Art Market Watch
“Luxury Goods Fly Off Shelves,” said the front page New York Times headline on Thursday, Aug. 4, 2011. “Stocks in Worst Tumble in 2 Years Amid Global Worry,” said the NYT’s banner head on Friday, Aug. 5, 2011. Which sector of the economy do you think the fine art market is in?
As it happens, Sotheby’s had issued its half-year report on Aug. 3, announcing total sales of $3.4 billion in the first half of the year, up 55 percent from the same period last year and a new high for any first-half consolidated sales.
Sotheby’s topped its archrival Christie’s, which reported first-half 2011 totals of $3.2 billion two weeks ago. In the battle of the auction houses, one constant is the back-and-forth. In the first half of 2010, Christie’s won out with 2.57 billion, compared to $2.2 billion for Sotheby’s.
In the blockbuster contemporary art auctions in New York this May, Christie’s also triumphed, with a $301.6 million sale compared to Sotheby’s $128.1 million. A month later in London, the tables turned again, as Sotheby’s did $206 million in its evening contemporary art sale, an new London record; Christie’s brought in $146.8 million, or 25 percent less.
At any rate, according to our back-of-the-envelope calculations, the global auction market is on track for a total of $13 billion for 2011. For what it’s worth, Sotheby’s stock, always rather volatile, closed today under $40, near its YTD low; TheStreet.com changed its rating on Sotheby’s stock from “hold” to “buy.”
In its report, Sotheby’s noted that it had also set a record for quarterly net income in the second quarter of 2011, a total of $129.7 million, up 54 percent from the same quarter last year. “The best quarter in Sotheby’s history,” said Sotheby’s CEO Bill Ruprecht, who noted that the first quarter brought in another optimistic $127.2 million. “As I look back on these extraordinary six months for our business, the global appeal of art was one of the few constants in a period of continued economic uncertainty,” Ruprecht said in the release.

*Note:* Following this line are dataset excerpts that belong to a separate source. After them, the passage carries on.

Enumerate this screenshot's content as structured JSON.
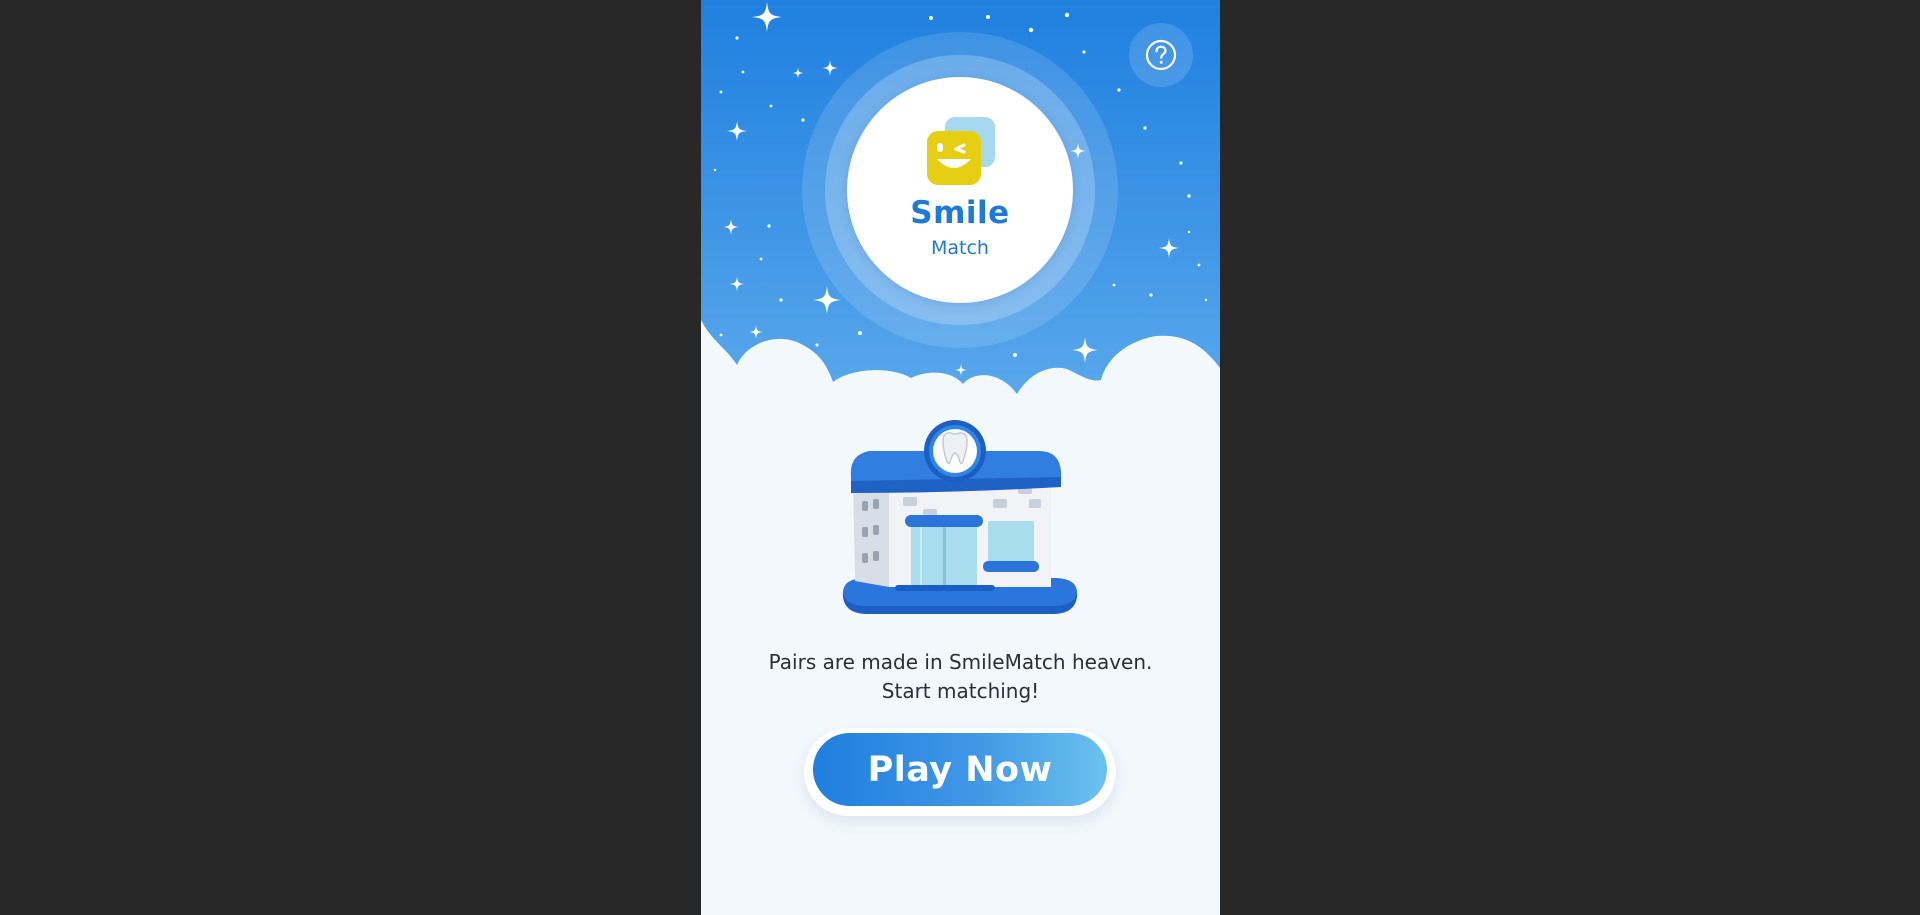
{
  "app": {
    "logo_title": "Smile",
    "logo_subtitle": "Match"
  },
  "tagline": {
    "line1": "Pairs are made in SmileMatch heaven.",
    "line2": "Start matching!"
  },
  "buttons": {
    "play_label": "Play Now",
    "help_icon": "help-circle-icon"
  },
  "illustration": {
    "icon": "dental-clinic-icon",
    "badge_icon": "tooth-icon"
  },
  "colors": {
    "sky": "#1f80e0",
    "accent": "#1e7ad8",
    "logo_yellow": "#e6cf13",
    "background": "#f3f8fd",
    "page_bg": "#282828"
  }
}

Both houses attributed the growth to a boom in the Chinese art market as well as private sales, which were up 114 percent at Sotheby’s.
The good results certainly cast Sotheby’s as something of a miser in its ongoing labor dispute with its art handlers’ union. The workers have been picketing outside the Manhattan headquarters this week, reportedly seeking a raise to a starting wage of $17.50 an hour, similar to terms offered by Christie’s. Despite the good financials, Sotheby’s management argues that its operating expenses -- cut drastically at the beginning of the recession only a few years ago -- increased by 23 percent, or $54.1 million, in the first half of the year.
In its report, Sotheby’s took the opportunity to boast of upcoming highlights. These include a $40-million trove of artworks and furniture from the collection of Lily and Edmond J. Safra, which goes on the block in New York, Oct. 18-21, 2011, and a $25 million Gustav Klimt landscape, Litzlberg am Attersee, which is included in the Impressionist and modern sale on Nov. 2, 2011.
An example of the firm’s branching out into the non-auction part of the art market is “Beyond Limits,” Sept. 16-Oct. 30, 2011, a “selling exhibition” of large-scale outdoor sculpture on the grounds of the ancestral home of the Duke and Duchess of Devonshire at Chatsworth, featuring installations by René Magritte, Takashi Murakami, William Turnbull and others.